Some may have the talent and/or desire to chronicle memories and stories on paper. Again, it is important to - just get started. Writing just one sentence about something that happened in the past often triggers an entire story. As each story is told individually, a pattern forms, and before “you can shake a stick at it” – Voila – a family history book is born. But, for those who really feel they cannot write or organize their life’s story, there are pre-created books called Grandmother or Grandfather books, listing specific topics to jog the memory. All that needs to be done in this case is to fill in the blanks.
Each life has a story and that life story has the capacity to teach, influence and sustain the generations that follow. The sharing of a life’s journey, its stages, choices, triumphs and defeats, often gives listeners the opportunity to reflect and to learn.
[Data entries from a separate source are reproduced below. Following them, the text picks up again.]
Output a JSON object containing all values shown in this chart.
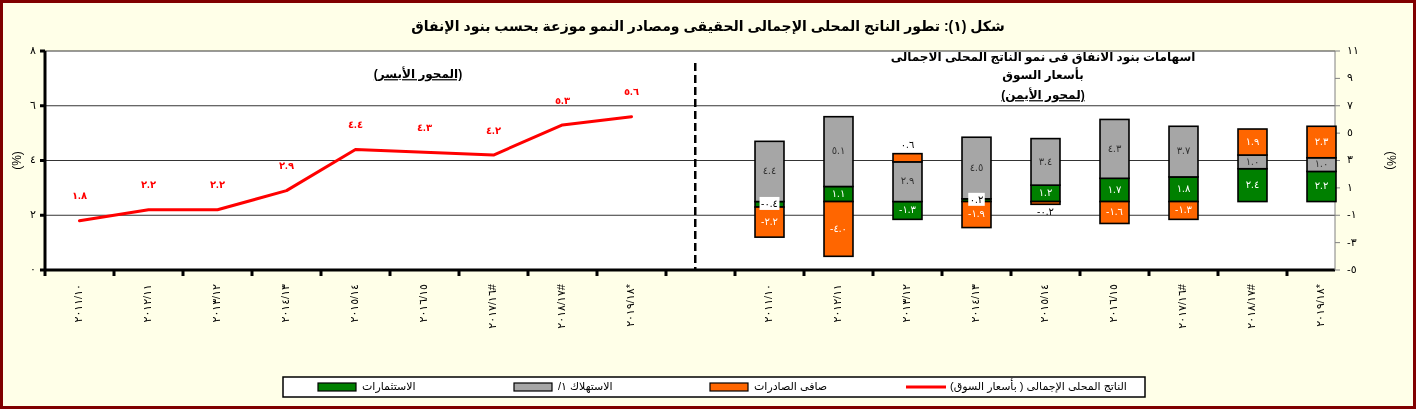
{
  "chart_data": {
    "type": "bar",
    "title": "شكل (١): تطور الناتج المحلى الإجمالى الحقيقى  ومصادر النمو موزعة بحسب بنود الإنفاق",
    "annotations": [
      "(المحور الأيسر)",
      "اسهامات بنود الانفاق فى نمو الناتج المحلى الاجمالى",
      "بأسعار السوق",
      "(لمحور الأيمن)"
    ],
    "ylabel": "(%)",
    "y2label": "(%)",
    "categories": [
      "٢٠١١/١٠",
      "٢٠١٢/١١",
      "٢٠١٣/١٢",
      "٢٠١٤/١٣",
      "٢٠١٥/١٤",
      "٢٠١٦/١٥",
      "٢٠١٧/١٦#",
      "٢٠١٨/١٧#",
      "٢٠١٩/١٨*",
      null,
      "٢٠١١/١٠",
      "٢٠١٢/١١",
      "٢٠١٣/١٢",
      "٢٠١٤/١٣",
      "٢٠١٥/١٤",
      "٢٠١٦/١٥",
      "٢٠١٧/١٦#",
      "٢٠١٨/١٧#",
      "٢٠١٩/١٨*"
    ],
    "stacked": true,
    "grid": "y",
    "legend": "bottom",
    "ylim": [
      0,
      8
    ],
    "yticks": [
      {
        "value": 0,
        "label": "٠"
      },
      {
        "value": 2,
        "label": "٢"
      },
      {
        "value": 4,
        "label": "٤"
      },
      {
        "value": 6,
        "label": "٦"
      },
      {
        "value": 8,
        "label": "٨"
      }
    ],
    "y2lim": [
      -5,
      11
    ],
    "y2ticks": [
      {
        "value": -5,
        "label": "-٥"
      },
      {
        "value": -3,
        "label": "-٣"
      },
      {
        "value": -1,
        "label": "-١"
      },
      {
        "value": 1,
        "label": "١"
      },
      {
        "value": 3,
        "label": "٣"
      },
      {
        "value": 5,
        "label": "٥"
      },
      {
        "value": 7,
        "label": "٧"
      },
      {
        "value": 9,
        "label": "٩"
      },
      {
        "value": 11,
        "label": "١١"
      }
    ],
    "series": [
      {
        "name": "الاستثمارات",
        "color": "#008000",
        "axis": "y2",
        "values": [
          null,
          null,
          null,
          null,
          null,
          null,
          null,
          null,
          null,
          null,
          -0.4,
          1.1,
          -1.3,
          0.2,
          1.2,
          1.7,
          1.8,
          2.4,
          2.2
        ],
        "value_labels": [
          null,
          null,
          null,
          null,
          null,
          null,
          null,
          null,
          null,
          null,
          "-٠.٤",
          "١.١",
          "-١.٣",
          "٠.٢",
          "١.٢",
          "١.٧",
          "١.٨",
          "٢.٤",
          "٢.٢"
        ]
      },
      {
        "name": "الاستهلاك ١/",
        "color": "#A6A6A6",
        "axis": "y2",
        "values": [
          null,
          null,
          null,
          null,
          null,
          null,
          null,
          null,
          null,
          null,
          4.4,
          5.1,
          2.9,
          4.5,
          3.4,
          4.3,
          3.7,
          1.0,
          1.0
        ],
        "value_labels": [
          null,
          null,
          null,
          null,
          null,
          null,
          null,
          null,
          null,
          null,
          "٤.٤",
          "٥.١",
          "٢.٩",
          "٤.٥",
          "٣.٤",
          "٤.٣",
          "٣.٧",
          "١.٠",
          "١.٠"
        ]
      },
      {
        "name": "صافى الصادرات",
        "color": "#FF6600",
        "axis": "y2",
        "values": [
          null,
          null,
          null,
          null,
          null,
          null,
          null,
          null,
          null,
          null,
          -2.2,
          -4.0,
          0.6,
          -1.9,
          -0.2,
          -1.6,
          -1.3,
          1.9,
          2.3
        ],
        "value_labels": [
          null,
          null,
          null,
          null,
          null,
          null,
          null,
          null,
          null,
          null,
          "-٢.٢",
          "-٤.٠",
          "٠.٦",
          "-١.٩",
          "-٠.٢",
          "-١.٦",
          "-١.٣",
          "١.٩",
          "٢.٣"
        ]
      },
      {
        "name": "الناتج المحلى الإجمالى ( بأسعار السوق)",
        "type": "line",
        "color": "#FF0000",
        "line_style": "solid",
        "values": [
          1.8,
          2.2,
          2.2,
          2.9,
          4.4,
          4.3,
          4.2,
          5.3,
          5.6,
          null,
          null,
          null,
          null,
          null,
          null,
          null,
          null,
          null,
          null
        ],
        "value_labels": [
          "١.٨",
          "٢.٢",
          "٢.٢",
          "٢.٩",
          "٤.٤",
          "٤.٣",
          "٤.٢",
          "٥.٣",
          "٥.٦",
          null,
          null,
          null,
          null,
          null,
          null,
          null,
          null,
          null,
          null
        ]
      }
    ]
  }
}
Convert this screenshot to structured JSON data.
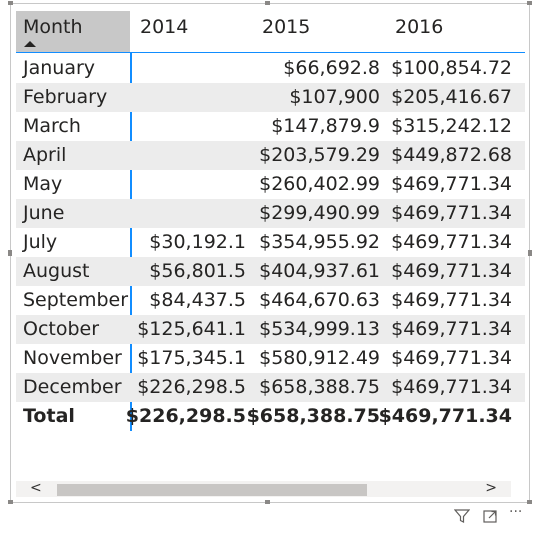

It is also comforting to know that the observers, listeners or readers aren’t the only ones who can gain from legacies left behind. In the recent findings of a team of researchers at St. Olaf’s College, MN, it was discovered that the storytellers themselves might also benefit. That by remembering and relating life stories one often lowers heartrate and increases a sense of overall well being. That since it is not always easy to be present to each life event while it is happening, going back to memories when one is a bit wiser and more detached from the event often brings clearer insights, understanding and comfort.
DO THE FAMILY A FAVOR
Leave a legacy for the heirs in stories, books, pictures, treasured keepsakes or recordings. And bear in mind, precious moments from the past that were not understood or cherished at the time can be gathered up like crumbs to nourish in later years, to feed one’s heirs when one can no longer be with them.